The building behind it, up Abbott Street is the first Metropole Hotel, built in 1892 to N S Hoffar’s design for English investors Town and Robinson. For 1894 and 1895 there’s an odd Directory entry “Hotel Metropole vacant” but by 1898 Hodson and Dempsey are proprietors, and in 1900 when this VPL photograph was taken William Hodson was the proprietor, and George Parker was the Manager.
By 1904 Woodward’s Department store had been established on the vacant lot on the corner of West Hastings, next to the Hotel Metropole (at that time managed by Atkins and Johnson) . The Hotel remained standing until 1924 when Woodwards expanded southward, and the Metropole name transferred to an existing hotel, the Travellers Hotel on the opposite side of the street. W T Whiteway designed the 1903 4-storey Woodwards building, and Smith and Goodfellow the vertical expansion of Woodwards in 1910. Today’s heritage restoration was designed by Henriquez Partners as well as the 32 storey tower on the corner.

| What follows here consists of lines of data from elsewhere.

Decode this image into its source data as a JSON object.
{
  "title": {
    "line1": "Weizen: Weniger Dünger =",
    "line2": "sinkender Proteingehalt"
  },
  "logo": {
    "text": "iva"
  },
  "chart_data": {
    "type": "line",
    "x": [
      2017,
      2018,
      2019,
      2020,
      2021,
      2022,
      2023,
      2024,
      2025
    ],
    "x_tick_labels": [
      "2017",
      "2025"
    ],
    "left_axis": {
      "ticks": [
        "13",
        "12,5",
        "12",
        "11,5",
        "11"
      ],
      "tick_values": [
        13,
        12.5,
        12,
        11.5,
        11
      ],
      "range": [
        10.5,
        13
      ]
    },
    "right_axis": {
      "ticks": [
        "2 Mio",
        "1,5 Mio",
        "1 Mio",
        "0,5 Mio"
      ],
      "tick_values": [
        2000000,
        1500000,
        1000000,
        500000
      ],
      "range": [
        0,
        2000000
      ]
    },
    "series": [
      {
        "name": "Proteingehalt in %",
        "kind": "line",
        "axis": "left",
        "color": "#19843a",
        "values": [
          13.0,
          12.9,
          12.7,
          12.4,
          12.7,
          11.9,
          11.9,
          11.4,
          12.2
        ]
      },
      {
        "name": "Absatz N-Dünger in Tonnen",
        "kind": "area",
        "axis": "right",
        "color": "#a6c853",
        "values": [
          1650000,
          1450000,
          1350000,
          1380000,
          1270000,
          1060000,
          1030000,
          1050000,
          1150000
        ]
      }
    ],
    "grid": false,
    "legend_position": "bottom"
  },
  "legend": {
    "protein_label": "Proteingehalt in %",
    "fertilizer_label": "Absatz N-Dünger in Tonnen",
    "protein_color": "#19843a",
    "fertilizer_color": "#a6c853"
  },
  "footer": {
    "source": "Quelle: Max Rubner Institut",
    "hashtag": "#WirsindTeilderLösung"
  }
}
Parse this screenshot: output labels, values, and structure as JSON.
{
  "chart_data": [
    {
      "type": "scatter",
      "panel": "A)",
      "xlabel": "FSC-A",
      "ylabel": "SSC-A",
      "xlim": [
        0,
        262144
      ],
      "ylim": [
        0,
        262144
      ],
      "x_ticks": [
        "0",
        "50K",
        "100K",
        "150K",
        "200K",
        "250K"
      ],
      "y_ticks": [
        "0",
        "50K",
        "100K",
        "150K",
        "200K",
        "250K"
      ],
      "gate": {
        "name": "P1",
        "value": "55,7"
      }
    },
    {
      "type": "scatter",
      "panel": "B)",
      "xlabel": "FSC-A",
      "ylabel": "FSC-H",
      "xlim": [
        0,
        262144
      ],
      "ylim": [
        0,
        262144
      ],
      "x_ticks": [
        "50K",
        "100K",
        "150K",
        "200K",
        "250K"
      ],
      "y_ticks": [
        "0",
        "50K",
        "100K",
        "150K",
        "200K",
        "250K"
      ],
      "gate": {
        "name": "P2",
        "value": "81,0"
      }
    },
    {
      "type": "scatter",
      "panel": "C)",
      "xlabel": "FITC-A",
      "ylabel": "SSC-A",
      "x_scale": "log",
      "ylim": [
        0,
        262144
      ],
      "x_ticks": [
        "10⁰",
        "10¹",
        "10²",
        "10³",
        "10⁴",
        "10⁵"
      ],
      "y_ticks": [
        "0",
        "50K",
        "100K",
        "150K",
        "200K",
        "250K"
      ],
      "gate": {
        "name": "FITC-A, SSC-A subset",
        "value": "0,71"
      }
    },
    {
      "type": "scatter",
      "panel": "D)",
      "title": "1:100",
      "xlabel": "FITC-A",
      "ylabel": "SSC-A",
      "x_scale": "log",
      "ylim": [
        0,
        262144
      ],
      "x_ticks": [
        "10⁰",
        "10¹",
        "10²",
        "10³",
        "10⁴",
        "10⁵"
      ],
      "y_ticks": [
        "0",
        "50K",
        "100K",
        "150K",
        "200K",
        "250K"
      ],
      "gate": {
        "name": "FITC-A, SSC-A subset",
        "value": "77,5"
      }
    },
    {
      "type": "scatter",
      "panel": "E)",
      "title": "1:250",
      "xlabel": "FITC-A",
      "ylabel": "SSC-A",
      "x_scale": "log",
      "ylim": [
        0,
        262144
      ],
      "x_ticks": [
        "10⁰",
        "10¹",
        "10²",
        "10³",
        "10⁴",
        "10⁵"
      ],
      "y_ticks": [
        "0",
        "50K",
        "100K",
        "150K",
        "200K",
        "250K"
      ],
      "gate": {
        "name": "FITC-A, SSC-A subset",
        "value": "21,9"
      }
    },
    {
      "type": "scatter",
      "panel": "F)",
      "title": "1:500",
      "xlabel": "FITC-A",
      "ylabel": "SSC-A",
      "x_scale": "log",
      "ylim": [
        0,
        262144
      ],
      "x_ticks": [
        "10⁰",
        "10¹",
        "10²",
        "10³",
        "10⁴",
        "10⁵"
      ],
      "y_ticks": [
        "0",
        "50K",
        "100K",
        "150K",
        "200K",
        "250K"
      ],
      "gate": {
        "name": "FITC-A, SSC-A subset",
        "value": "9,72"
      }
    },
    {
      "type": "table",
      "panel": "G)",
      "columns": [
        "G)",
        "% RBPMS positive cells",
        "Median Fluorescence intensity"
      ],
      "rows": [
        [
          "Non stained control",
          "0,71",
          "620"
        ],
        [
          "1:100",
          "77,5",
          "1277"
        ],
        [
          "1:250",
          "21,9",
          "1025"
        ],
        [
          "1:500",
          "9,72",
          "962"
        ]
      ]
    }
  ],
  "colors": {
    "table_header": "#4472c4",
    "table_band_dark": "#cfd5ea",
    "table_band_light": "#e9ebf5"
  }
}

Here’s a Vancouver Sun image dated to 1908 that shows the 1903 store with its new addition on the Abbott and West Hastings corner and the restored (and seismically rebuilt) Woodwards building, now used as offices and a childcare. The Metropole Hotel can be seen a bit further down Abbott Street. As the addition by Smith and Goodfellow wasn’t added until 1910, the image must really date from at least then.